Posted by: Scott Campbell at Blithering Bunny | Jun 7, 2005 10:34:59 PM
Where d'you get blaming JKG for the poverty of India? "The Nature of Mass Poverty" is an extraordinarily sensible book and I'm pretty sure its ideas haven't been tried out anywhere.
Tim adds: Me being sloppy no doubt, for I haven’t read that book. I just gernally associate JKG and his views (along with those of people like the Webbs) for the "Hindu rate of growth".
Posted by: dsquared | Jun 8, 2005 8:06:49 AM
I'd thoroughly recommend TNOMP; I think you'd find it surprisingly ideology-free. JKG's main Big Idea in it (derived from his time as US Ambassador to India, despite being a Canadian, go figure) is that every underdeveloped population contains a majority of lumpens who are "accomodated to poverty" and a small minority of entrepreneurial types, and that there is basically no point in giving aid to anyone other than the nonaccomodated elite. Quite bracing stuff really ...
Posted by: dsquared | Jun 8, 2005 3:27:09 PM
Gulag Archipelago is just great.
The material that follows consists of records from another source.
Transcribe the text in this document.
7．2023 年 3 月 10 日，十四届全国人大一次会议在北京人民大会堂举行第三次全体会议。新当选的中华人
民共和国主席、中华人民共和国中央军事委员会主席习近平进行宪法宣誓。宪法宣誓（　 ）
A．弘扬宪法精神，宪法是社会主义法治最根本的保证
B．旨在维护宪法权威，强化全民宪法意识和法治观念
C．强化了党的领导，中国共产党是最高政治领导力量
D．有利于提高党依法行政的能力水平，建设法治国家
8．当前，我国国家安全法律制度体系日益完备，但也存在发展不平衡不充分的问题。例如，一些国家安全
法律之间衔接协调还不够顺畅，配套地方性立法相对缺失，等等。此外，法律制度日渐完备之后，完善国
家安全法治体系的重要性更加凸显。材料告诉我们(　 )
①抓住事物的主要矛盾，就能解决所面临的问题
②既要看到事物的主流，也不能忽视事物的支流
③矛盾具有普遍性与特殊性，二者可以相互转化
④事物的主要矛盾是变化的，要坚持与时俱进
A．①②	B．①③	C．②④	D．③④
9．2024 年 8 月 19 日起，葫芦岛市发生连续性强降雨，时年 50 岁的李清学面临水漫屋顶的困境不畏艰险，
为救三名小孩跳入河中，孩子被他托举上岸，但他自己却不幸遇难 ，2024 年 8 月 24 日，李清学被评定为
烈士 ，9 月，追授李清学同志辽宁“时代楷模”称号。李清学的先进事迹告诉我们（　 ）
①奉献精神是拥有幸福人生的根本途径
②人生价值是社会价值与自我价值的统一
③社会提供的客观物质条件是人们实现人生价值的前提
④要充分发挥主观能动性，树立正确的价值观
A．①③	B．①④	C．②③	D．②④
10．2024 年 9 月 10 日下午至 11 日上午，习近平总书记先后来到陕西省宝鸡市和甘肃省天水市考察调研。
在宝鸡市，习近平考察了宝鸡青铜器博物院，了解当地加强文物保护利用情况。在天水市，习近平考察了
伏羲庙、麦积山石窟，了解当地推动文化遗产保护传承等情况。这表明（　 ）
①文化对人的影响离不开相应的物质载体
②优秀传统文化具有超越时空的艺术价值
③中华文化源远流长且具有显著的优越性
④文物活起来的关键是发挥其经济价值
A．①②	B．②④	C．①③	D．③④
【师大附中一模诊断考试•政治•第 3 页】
You can feel the urge of writing for someone that long been silenced.
Posted by: Antti | Jun 8, 2005 5:30:40 PM
Who can forget anything when there's Google? I, pencil. I'll read it when I get a mo.
Posted by: Backword Dave | Jun 10, 2005 11:26:28 AM
Gorky Park rocks. Having read it after being to Moscow in Winter, you can feel the cold and smell the city through the pages of the book.